NFF: I was curious about the typeface you used for the titles. I associate that look with the 1970s.
Antonio: You're the first person to ask! That's wonderful, because we put a lot of work into all the details in the movie. That actually is inspired by the Annie Hall typeface. We have a [graphic] designer -- he kind of took that and then redesigned it for her name... It is a modern story, right, to have her be the protagonist. But at the same time it does feel that it's happening in a different decade because a lot of the clothes that she's wearing she's had for many years. A lot of places she visits have been the same structures for many years.

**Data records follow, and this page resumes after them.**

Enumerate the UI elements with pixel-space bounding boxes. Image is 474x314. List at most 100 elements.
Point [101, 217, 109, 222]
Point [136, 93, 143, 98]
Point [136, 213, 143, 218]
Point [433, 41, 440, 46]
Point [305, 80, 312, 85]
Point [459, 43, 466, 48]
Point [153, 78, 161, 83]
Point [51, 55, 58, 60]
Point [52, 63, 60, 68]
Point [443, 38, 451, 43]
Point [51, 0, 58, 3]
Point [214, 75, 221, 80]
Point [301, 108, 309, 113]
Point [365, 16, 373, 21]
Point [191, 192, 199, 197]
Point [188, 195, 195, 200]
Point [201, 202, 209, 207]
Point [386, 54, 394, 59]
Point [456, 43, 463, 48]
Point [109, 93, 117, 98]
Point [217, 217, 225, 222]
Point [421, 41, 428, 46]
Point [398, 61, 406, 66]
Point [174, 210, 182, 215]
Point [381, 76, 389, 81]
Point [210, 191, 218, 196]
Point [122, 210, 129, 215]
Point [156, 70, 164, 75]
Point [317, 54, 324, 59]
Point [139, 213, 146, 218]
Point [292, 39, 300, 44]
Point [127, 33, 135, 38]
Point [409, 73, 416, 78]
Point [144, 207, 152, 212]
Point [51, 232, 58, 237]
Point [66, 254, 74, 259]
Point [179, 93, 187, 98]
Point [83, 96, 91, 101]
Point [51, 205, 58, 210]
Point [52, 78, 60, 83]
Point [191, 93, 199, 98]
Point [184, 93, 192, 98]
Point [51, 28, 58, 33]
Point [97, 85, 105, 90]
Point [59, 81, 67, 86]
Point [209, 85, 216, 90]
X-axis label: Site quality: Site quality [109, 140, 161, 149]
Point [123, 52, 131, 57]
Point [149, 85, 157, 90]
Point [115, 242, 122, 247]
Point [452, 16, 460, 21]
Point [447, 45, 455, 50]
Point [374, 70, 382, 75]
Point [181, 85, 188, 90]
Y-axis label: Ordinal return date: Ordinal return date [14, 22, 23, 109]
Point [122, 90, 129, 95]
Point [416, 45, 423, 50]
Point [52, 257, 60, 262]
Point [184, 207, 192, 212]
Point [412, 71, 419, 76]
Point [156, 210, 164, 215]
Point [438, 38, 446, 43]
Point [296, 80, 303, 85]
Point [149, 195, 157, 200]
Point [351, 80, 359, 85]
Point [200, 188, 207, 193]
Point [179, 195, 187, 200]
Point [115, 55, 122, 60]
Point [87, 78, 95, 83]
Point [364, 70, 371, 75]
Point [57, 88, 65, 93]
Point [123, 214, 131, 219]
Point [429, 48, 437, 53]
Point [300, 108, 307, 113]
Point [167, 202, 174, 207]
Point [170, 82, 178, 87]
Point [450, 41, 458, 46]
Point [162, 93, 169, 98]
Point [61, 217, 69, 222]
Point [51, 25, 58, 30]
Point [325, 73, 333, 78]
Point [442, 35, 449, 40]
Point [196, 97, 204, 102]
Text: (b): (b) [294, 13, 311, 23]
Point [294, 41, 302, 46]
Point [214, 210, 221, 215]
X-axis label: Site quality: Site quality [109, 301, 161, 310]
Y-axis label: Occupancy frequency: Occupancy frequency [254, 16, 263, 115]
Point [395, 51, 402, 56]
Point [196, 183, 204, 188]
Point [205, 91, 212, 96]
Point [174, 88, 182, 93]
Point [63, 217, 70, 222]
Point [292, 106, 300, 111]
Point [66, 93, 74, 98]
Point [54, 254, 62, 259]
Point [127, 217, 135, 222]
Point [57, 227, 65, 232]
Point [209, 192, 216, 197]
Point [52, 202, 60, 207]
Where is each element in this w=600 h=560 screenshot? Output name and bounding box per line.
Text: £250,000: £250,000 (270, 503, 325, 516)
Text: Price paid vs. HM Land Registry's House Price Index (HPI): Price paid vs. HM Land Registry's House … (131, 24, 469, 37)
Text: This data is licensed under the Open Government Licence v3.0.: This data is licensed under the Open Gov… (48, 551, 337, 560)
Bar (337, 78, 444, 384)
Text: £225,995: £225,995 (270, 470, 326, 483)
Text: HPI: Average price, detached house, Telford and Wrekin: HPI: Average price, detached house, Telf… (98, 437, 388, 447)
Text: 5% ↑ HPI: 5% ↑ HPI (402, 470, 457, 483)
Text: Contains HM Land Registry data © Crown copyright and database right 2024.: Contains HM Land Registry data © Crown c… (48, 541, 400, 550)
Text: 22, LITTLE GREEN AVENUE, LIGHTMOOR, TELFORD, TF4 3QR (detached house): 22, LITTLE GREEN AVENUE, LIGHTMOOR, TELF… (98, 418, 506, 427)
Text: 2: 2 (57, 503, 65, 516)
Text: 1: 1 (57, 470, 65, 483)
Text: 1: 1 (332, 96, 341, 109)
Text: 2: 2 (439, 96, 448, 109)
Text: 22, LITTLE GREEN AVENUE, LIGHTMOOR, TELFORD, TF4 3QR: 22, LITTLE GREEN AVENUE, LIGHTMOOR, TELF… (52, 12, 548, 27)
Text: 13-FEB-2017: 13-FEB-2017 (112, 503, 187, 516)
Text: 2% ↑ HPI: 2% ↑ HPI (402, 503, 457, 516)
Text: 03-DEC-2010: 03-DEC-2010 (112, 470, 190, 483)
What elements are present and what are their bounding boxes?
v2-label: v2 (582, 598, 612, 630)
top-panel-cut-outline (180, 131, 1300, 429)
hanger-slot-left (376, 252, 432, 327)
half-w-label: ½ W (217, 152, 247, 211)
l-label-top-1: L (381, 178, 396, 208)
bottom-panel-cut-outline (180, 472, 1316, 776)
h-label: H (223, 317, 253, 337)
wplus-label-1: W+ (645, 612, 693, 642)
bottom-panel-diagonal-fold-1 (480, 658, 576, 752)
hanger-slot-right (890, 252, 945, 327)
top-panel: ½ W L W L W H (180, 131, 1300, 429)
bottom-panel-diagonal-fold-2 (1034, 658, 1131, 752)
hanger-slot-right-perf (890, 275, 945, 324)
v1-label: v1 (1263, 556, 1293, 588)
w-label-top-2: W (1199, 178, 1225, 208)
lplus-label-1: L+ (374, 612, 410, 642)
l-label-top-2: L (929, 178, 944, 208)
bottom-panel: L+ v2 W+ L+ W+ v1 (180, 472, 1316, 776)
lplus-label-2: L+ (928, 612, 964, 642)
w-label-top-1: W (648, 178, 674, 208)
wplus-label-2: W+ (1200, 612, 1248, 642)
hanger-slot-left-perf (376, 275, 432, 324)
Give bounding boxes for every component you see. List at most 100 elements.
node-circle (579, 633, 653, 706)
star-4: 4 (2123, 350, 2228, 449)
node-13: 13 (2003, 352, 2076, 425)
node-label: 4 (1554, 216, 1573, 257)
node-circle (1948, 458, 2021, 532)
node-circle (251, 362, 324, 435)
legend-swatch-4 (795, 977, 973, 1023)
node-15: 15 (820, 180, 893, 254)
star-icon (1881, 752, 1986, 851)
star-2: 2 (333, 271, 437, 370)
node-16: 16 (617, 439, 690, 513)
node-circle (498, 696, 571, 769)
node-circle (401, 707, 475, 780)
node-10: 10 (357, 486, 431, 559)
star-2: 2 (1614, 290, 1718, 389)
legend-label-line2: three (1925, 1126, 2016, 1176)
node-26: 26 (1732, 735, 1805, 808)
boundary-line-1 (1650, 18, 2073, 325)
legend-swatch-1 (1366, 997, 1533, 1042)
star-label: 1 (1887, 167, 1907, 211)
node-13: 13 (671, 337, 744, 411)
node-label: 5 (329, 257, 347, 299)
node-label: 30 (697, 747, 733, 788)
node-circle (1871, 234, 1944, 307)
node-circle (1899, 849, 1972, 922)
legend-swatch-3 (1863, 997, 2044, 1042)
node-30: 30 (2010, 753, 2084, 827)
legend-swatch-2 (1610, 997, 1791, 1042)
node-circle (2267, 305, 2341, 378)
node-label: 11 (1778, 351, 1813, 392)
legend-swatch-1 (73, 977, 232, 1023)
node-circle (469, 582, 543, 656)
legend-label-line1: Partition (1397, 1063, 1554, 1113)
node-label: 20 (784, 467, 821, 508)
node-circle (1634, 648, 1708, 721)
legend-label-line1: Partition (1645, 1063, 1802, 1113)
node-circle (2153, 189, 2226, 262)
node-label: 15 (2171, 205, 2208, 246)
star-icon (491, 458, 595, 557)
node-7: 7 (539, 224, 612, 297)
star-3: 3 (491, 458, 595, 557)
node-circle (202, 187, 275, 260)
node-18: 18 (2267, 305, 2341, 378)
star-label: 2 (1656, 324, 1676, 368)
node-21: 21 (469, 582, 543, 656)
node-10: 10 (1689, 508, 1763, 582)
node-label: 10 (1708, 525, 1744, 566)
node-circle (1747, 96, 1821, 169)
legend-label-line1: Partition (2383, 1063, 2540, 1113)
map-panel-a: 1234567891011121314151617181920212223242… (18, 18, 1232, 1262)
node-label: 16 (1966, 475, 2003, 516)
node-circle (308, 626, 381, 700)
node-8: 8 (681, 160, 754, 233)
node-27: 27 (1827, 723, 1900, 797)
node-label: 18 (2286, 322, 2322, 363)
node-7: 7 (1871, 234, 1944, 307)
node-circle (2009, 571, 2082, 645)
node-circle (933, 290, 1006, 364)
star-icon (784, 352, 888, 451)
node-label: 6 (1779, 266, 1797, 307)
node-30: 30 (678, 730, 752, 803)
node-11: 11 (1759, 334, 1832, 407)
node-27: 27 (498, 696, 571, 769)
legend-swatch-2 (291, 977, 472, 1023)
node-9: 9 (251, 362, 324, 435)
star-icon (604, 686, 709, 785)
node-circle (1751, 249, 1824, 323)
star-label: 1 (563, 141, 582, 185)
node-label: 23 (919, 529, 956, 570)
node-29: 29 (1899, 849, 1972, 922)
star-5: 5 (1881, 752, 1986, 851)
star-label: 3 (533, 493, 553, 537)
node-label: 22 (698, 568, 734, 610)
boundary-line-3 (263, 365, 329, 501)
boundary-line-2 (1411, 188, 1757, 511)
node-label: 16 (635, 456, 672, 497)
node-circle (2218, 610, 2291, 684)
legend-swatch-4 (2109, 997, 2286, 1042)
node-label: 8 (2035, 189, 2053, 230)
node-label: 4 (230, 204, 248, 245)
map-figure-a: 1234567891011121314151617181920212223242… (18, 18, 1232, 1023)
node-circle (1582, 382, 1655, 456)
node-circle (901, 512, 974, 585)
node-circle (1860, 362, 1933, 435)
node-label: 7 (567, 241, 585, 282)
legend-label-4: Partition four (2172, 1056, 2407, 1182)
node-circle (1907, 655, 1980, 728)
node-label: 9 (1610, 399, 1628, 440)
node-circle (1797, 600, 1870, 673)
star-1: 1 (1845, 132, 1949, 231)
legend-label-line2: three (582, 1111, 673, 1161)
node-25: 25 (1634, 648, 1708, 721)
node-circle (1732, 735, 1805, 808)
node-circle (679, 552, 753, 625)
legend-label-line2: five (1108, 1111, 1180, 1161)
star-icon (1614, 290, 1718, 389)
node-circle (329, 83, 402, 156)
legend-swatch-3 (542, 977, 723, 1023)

NFF: Antonio, I can't let you go without asking you about the hat you were wearing at the screening of Dina at NextFest. That was quite a hat.
Antonio: [Laughs]. I wore a red hat through Mala Mala [Santini and Sickles' previous documentary] when we were shooting it and this time I didn't have one. You know the diner in the movie when Scott's running to work and there's a giant milkshake? That's their favorite diner and we went right before NextFest and they give out hats and I just kept it in memory -- in tribute.
NFF: There's kind of an unseen character in the film. And, Dan, that's your late father who was so important in Dina's life too. What do you think his reaction might be to you doing this film?
Dan: That's a hard question. I don't know that I'm going to answer it. My dad and I -- it's like any father-son relationship, it was complicated. The specter hanging over the film is Dina and I grappling with what it means that he's not around anymore, what that void feels like and looks like in each of our lives. I'd like to think he's proud. I know that he would be telling everybody about it.
Matthew Carey is a documentary filmmaker and journalist. His work has appeared on CNN, CNN.com, TheWrap.com, NBCNews.com and Documentary.org.